The Platte County Courthouse was unhappy that the movie was filmed at the location without permission, and requested copies of the script to decide if further filming was permitted. Eventually, permission was granted, and a breakaway wall was installed for the scene where Duke crashes a tank into the building.

==Reception==
The New York Times reviewer Vincent Canby gave the film a negative review, calling it "really bad" and "both silly and vicious," though he praised the performances of Williamson and Grier, saying the two "display enough of their own private wit to save the movie from seeming to be quite the mess it is."

In a 2012 interview, director Arthur Marks described the film as "a big success," noting that Samuel Arkoff's American International Pictures saw the film and wanted to distribute it (Marks had previously distributed through his own General Film Corporation).
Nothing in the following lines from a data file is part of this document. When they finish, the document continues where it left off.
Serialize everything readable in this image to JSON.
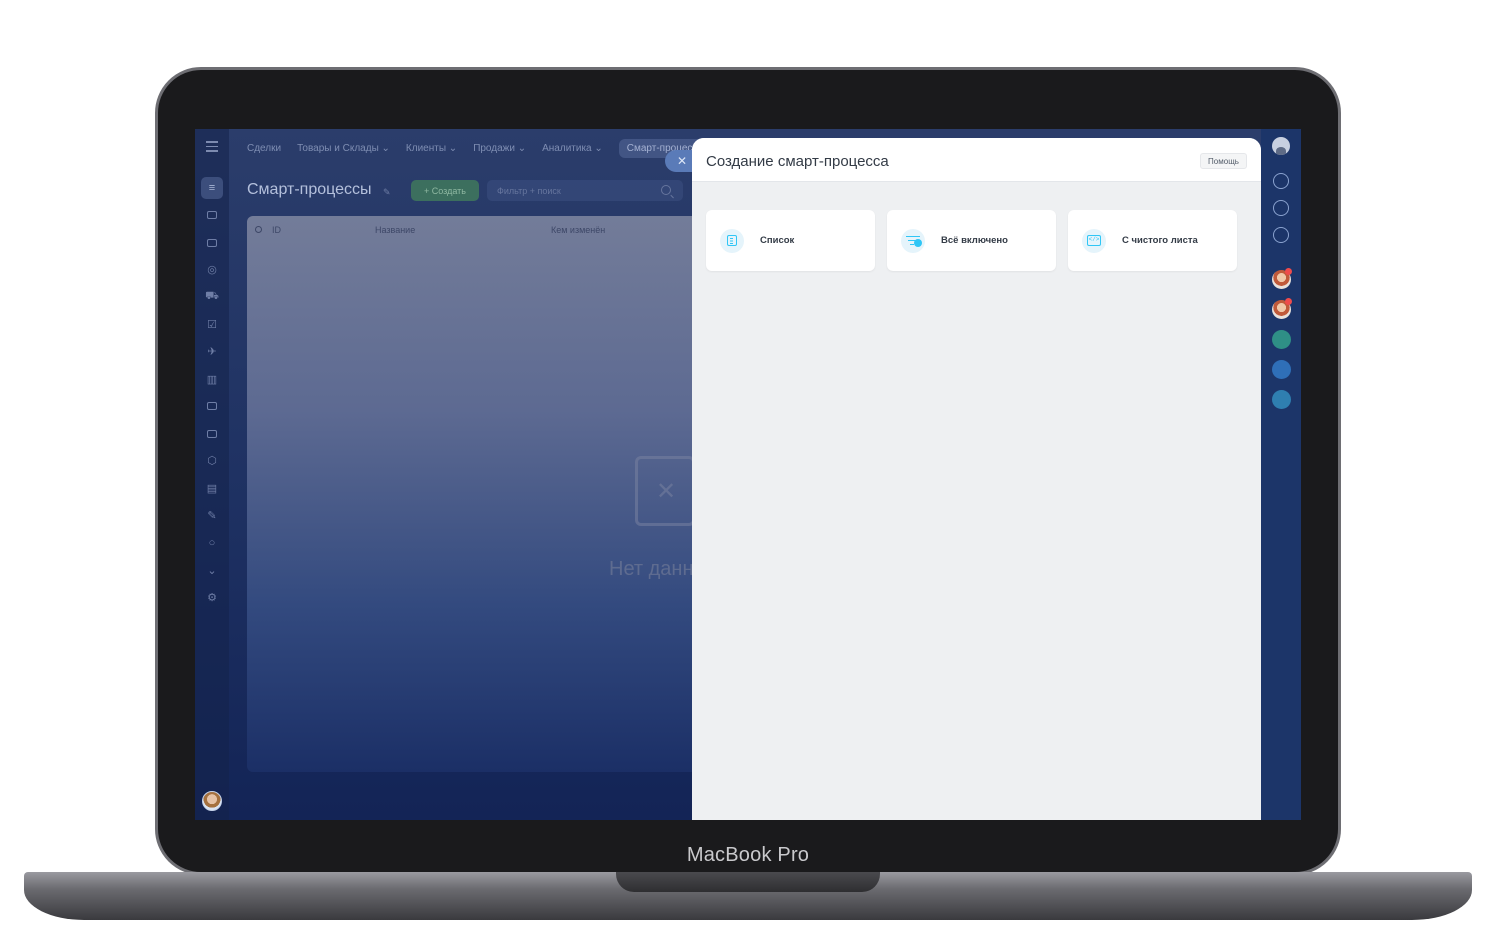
{
  "device": {
    "label": "MacBook Pro"
  },
  "topnav": {
    "items": [
      {
        "label": "Сделки"
      },
      {
        "label": "Товары и Склады ⌄"
      },
      {
        "label": "Клиенты ⌄"
      },
      {
        "label": "Продажи ⌄"
      },
      {
        "label": "Аналитика ⌄"
      },
      {
        "label": "Смарт-процессы"
      }
    ]
  },
  "page": {
    "title": "Смарт-процессы",
    "create_label": "+ Создать",
    "filter_placeholder": "Фильтр + поиск"
  },
  "grid": {
    "columns": [
      "ID",
      "Название",
      "Кем изменён"
    ],
    "empty_text": "Нет данных"
  },
  "slider": {
    "close_label": "✕",
    "title": "Создание смарт-процесса",
    "help_label": "Помощь",
    "cards": [
      {
        "label": "Список",
        "icon": "list-icon"
      },
      {
        "label": "Всё включено",
        "icon": "filter-check-icon"
      },
      {
        "label": "С чистого листа",
        "icon": "code-icon"
      }
    ]
  },
  "colors": {
    "accent": "#2fc6f6",
    "create_button": "#3c6f5e",
    "screen_bg": "#1f3263",
    "slider_bg": "#eef0f2"
  }
}
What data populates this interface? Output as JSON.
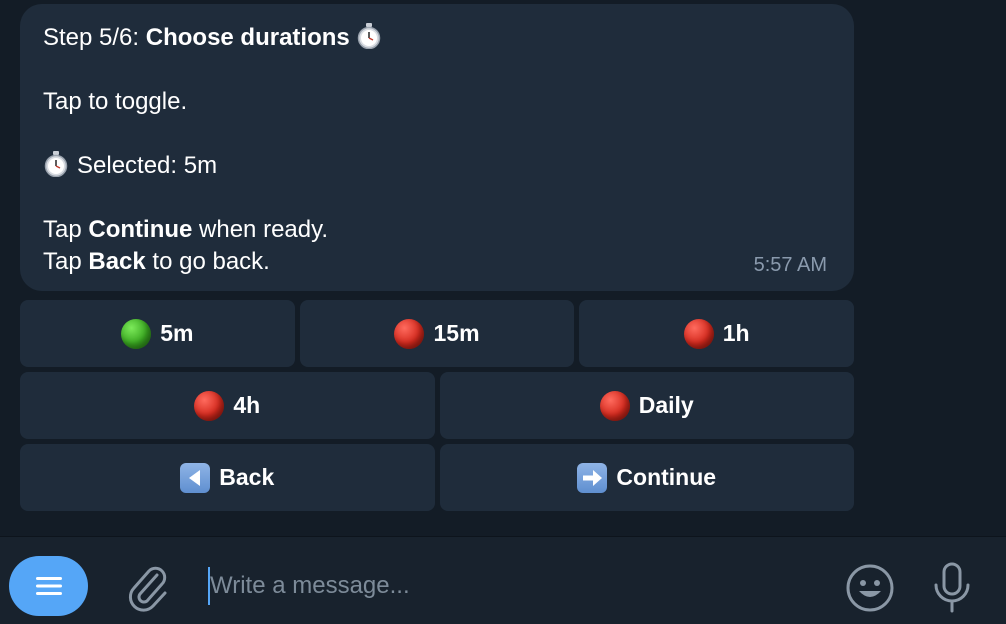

He claimed, "it made back its initial cost very quickly, and played every inner-city in the North. It was making --playing the State Lake Theater in Chicago-- at [sic] $60,000 and 70,000 a week." Mark's work with AIP on the film led to their distributing his subsequent films.

==Release==
Bucktown was released in July 1975 to mixed reviews but a successful box office run. The film has since been released on DVD by MGM in 2001, on Blu-ray by Scorpion Releasing in 2019, and in 4K Blu-ray by Shout! Studios in 2025 as part of the Blaxploitation Classics Vol. 2.

==Remake==
Bucktown was loosely remade as the film Full Clip (2004). Williamson also borrowed heavily from the film's plot for his 1996 film Original Gangstas, which also co-starred Grier.